- Theatrical release poster
- Directed by: Arvind Sastry
- Written by: Dialogues: Praveen Kumar G Pawan Bhat
- Screenplay by: Arvind Sastry
- Story by: Sudheer Shanbhogue
- Produced by: Ashu Bedra
- Starring: Ashu Bedra Atul Kulkarni Pawan Kumar Sangeetha Bhat
- Cinematography: Abhishek Kasaragodu Arvind S Kashyap Abin Rajesh
- Edited by: Suresh Arumugam Arvind Sastry
- Music by: Midhun Mukundan
- Production company: Ashu Bedra Ventures
- Release date: 6 December 2019;
- Running time: 122 minutes
- Country: India
- Language: Kannada

= Alidu Ulidavaru =

2019 Indian Kannada thriller film

 Alidu Ulidavaru is a 2019 Indian Kannada-language thriller film directed by Arvind Sastry and starring Ashu Bedra, Atul Kulkarni, Pawan Kumar and Sangeetha Bhat. The film follows a popular TV show host and myth-buster of superstitions who is working on the 100th episode of his show, is caught in the whirlwind of numbers, TRPs and relationships as he uncovers the secret that haunts him. The film was released to predominately positive reception.

== Plot ==
Sheelam, an agnostic, is an author and host of a top show that deals with checking whether haunted places really exist. Ahead of his 100th episode, he is thrown a challenge by a youngster who asks him to disprove that his house is haunted.

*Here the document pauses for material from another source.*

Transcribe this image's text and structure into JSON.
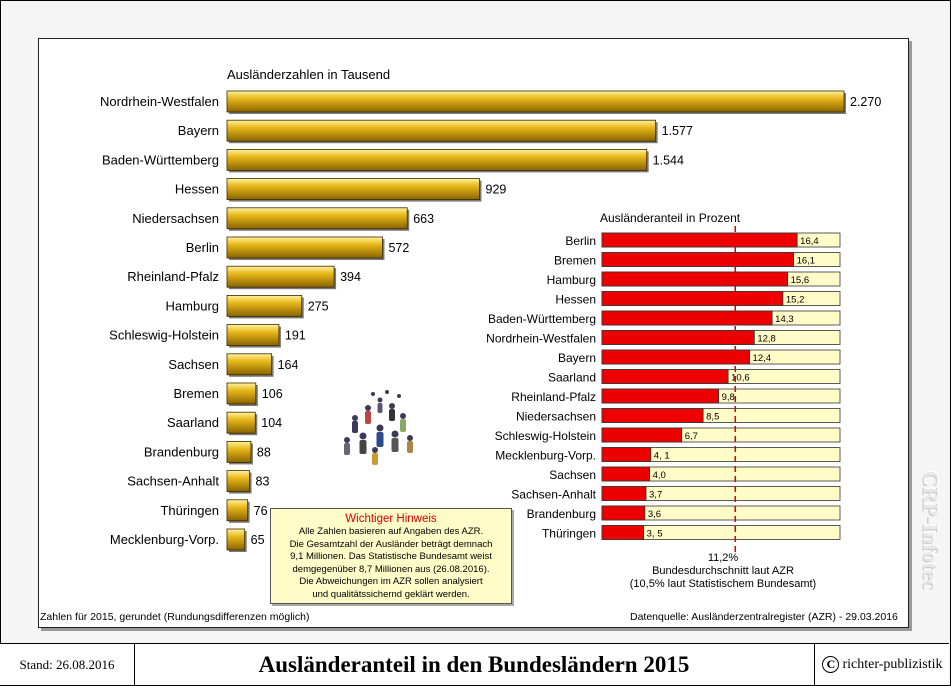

What happens then?

== Reception ==
A critic from The Times of India rated the film 3.5/5 and wrote, "Alidu Ulidavaru is different from the usual crop of thrillers. If you're game for a film that tries to get your mind busy and engaged with a story that is more than just obvious frights, then this stands a chance to live up to your expectations". A critic from The New Indian Express wrote, "With TRPs being the subject of Alidu Ulidvaru, this new pattern of filmmaking will work well with viewers, since it also gives a glimpse of what goes on behind the scenes in the lives of anchors and reporters of various TV channels". Baradwaj Rangan of Film Companion wrote, "These are interesting touches, but they don’t come together in a way that spooks you. In this kind of movie, the house may or may not be overrun by ghosts. But the audience should definitely end up haunted".